Тем не менее частое порицание моего происхождения привело к тому, что я стал частенько вспоминать дом ненавистного Амбруаза. Правда, Туанетта отныне была для меня недоступна. Не то чтобы я охладел к ней, просто она была окружена их преподобиями, и вряд ли проявила бы интерес к простому послушнику?

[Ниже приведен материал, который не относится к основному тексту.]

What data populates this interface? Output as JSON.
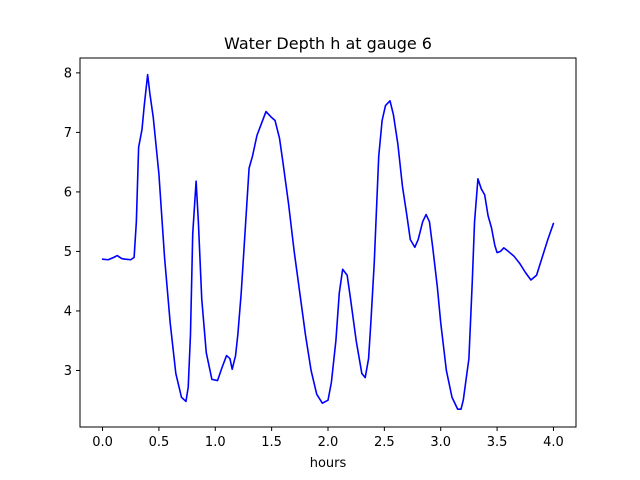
{
  "chart_data": {
    "type": "line",
    "title": "Water Depth h at gauge 6",
    "xlabel": "hours",
    "ylabel": "",
    "xlim": [
      -0.2,
      4.2
    ],
    "ylim": [
      2.05,
      8.25
    ],
    "xticks": [
      0.0,
      0.5,
      1.0,
      1.5,
      2.0,
      2.5,
      3.0,
      3.5,
      4.0
    ],
    "xtick_labels": [
      "0.0",
      "0.5",
      "1.0",
      "1.5",
      "2.0",
      "2.5",
      "3.0",
      "3.5",
      "4.0"
    ],
    "yticks": [
      3,
      4,
      5,
      6,
      7,
      8
    ],
    "ytick_labels": [
      "3",
      "4",
      "5",
      "6",
      "7",
      "8"
    ],
    "grid": false,
    "series": [
      {
        "color": "#0000ff",
        "x": [
          0.0,
          0.05,
          0.1,
          0.13,
          0.17,
          0.2,
          0.25,
          0.28,
          0.3,
          0.32,
          0.35,
          0.37,
          0.4,
          0.42,
          0.45,
          0.5,
          0.55,
          0.6,
          0.65,
          0.7,
          0.74,
          0.76,
          0.78,
          0.8,
          0.83,
          0.85,
          0.88,
          0.92,
          0.97,
          1.02,
          1.06,
          1.1,
          1.13,
          1.15,
          1.18,
          1.2,
          1.23,
          1.27,
          1.3,
          1.33,
          1.37,
          1.4,
          1.45,
          1.5,
          1.53,
          1.57,
          1.6,
          1.65,
          1.7,
          1.75,
          1.8,
          1.85,
          1.9,
          1.95,
          2.0,
          2.03,
          2.07,
          2.1,
          2.13,
          2.17,
          2.2,
          2.25,
          2.3,
          2.33,
          2.36,
          2.38,
          2.41,
          2.45,
          2.48,
          2.51,
          2.55,
          2.58,
          2.62,
          2.66,
          2.7,
          2.73,
          2.77,
          2.8,
          2.84,
          2.87,
          2.9,
          2.93,
          2.97,
          3.0,
          3.05,
          3.1,
          3.15,
          3.18,
          3.2,
          3.25,
          3.28,
          3.3,
          3.33,
          3.36,
          3.39,
          3.42,
          3.45,
          3.48,
          3.5,
          3.53,
          3.56,
          3.6,
          3.65,
          3.7,
          3.75,
          3.8,
          3.85,
          3.9,
          3.95,
          4.0
        ],
        "y": [
          4.87,
          4.86,
          4.9,
          4.93,
          4.88,
          4.87,
          4.86,
          4.9,
          5.5,
          6.75,
          7.05,
          7.45,
          7.97,
          7.65,
          7.25,
          6.3,
          4.9,
          3.8,
          2.95,
          2.55,
          2.48,
          2.72,
          3.6,
          5.3,
          6.18,
          5.5,
          4.2,
          3.3,
          2.85,
          2.83,
          3.05,
          3.25,
          3.2,
          3.02,
          3.25,
          3.6,
          4.3,
          5.5,
          6.4,
          6.6,
          6.95,
          7.1,
          7.35,
          7.25,
          7.2,
          6.9,
          6.5,
          5.8,
          5.0,
          4.3,
          3.6,
          3.0,
          2.6,
          2.45,
          2.5,
          2.8,
          3.5,
          4.3,
          4.7,
          4.6,
          4.2,
          3.5,
          2.95,
          2.88,
          3.2,
          3.8,
          4.8,
          6.6,
          7.2,
          7.45,
          7.53,
          7.3,
          6.8,
          6.1,
          5.6,
          5.2,
          5.07,
          5.2,
          5.5,
          5.62,
          5.5,
          5.05,
          4.4,
          3.8,
          3.0,
          2.55,
          2.35,
          2.35,
          2.5,
          3.2,
          4.5,
          5.5,
          6.22,
          6.05,
          5.95,
          5.6,
          5.4,
          5.1,
          4.98,
          5.0,
          5.06,
          5.0,
          4.92,
          4.8,
          4.65,
          4.52,
          4.6,
          4.9,
          5.2,
          5.47
        ]
      }
    ]
  }
}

А дом Амбруаза я вспоминал совсем по другой, более важной причине: я потерял Сюзон. Моя дорогая сестра исчезла из дома мадам д’Инвилль через несколько дней после моего отъезда в монастырь целестинцев, и о ней не было никаких известий. Эта утрата глубоко потрясла меня. Я по-настоящему любил Сюзон. Мне влекло к ней чувство гораздо более сильное, чем обычное плотское желание, а моя изоляция от внешнего мира только обострила боль потери. Все воспоминания о наших непринужденных беседах, о первых любовных порывах в наших невинных сердцах лишь еще больше удручали меня. Если бы можно было переписать заново приятные воспоминания, как бы дорого я заплатил, чтобы вычеркнуть из памяти эту девушку, будившую во мне любовь! Ибо раз нет предмета любви — нет и боли.
Должно быть кого-то тронет мое горе и он спросит: «Чем же вы занимались, бедняга Сатюрнен?» Увы, я онанировал. Забавы с собственным хуем стали единственным, что позволяло мне забыть свои горести и печали.
Однажды, примостившись в укромном местечке, я, как обычно, занялся любимым делом, и, будучи уверен, что совершенно скрыт от посторонних глаз, целиком погрузился в сладостные мечты, которые мне позволяло уединение. Однако я не заметил одного плутоватого монаха, который все-таки за мной подглядывал. А надо сказать, что этот мошенник не был из числа моих друзей, напротив, он принадлежал к тем, кто подчеркнуто держался как можно дальше от меня. Он возник передо мной столь внезапно, что я так и замер, открытый его злорадным взорам. Я решил, что мне конец, ибо он не упустит случая ославить меня на весь монастырь, а повадка, с которой он атаковал меня, не оставляла ни малейшей надежды с ним договориться.
— Так-так, брат Сатюрнен! — произнес он, подняв глаза к небу и скрестив руки на груди. — Никак не ожидал от вас подобного! Вы, краса и гордость нашего монастыря, знамя теологии…
— Какого черта! — внезапно прервал я его иронический монолог. — Вы застукали меня за онанизмом? Ну так давайте, кричите об этом на весь монастырь! Не сомневаюсь, вы только того и ждете! — и продолжив свое занятие, я добавил: — веселитесь, делайте, что хотите, жду вас после десятого спуска.
— Ну что вы, брат Сатюрнен, — все так же хладнокровно заметил он, — то, что я вам сказал, сказано для вашего же блага. К чему вам заниматься онанизмом, словно какому-нибудь мошеннику? У нас довольно послушников — вот занятие для достойных людей.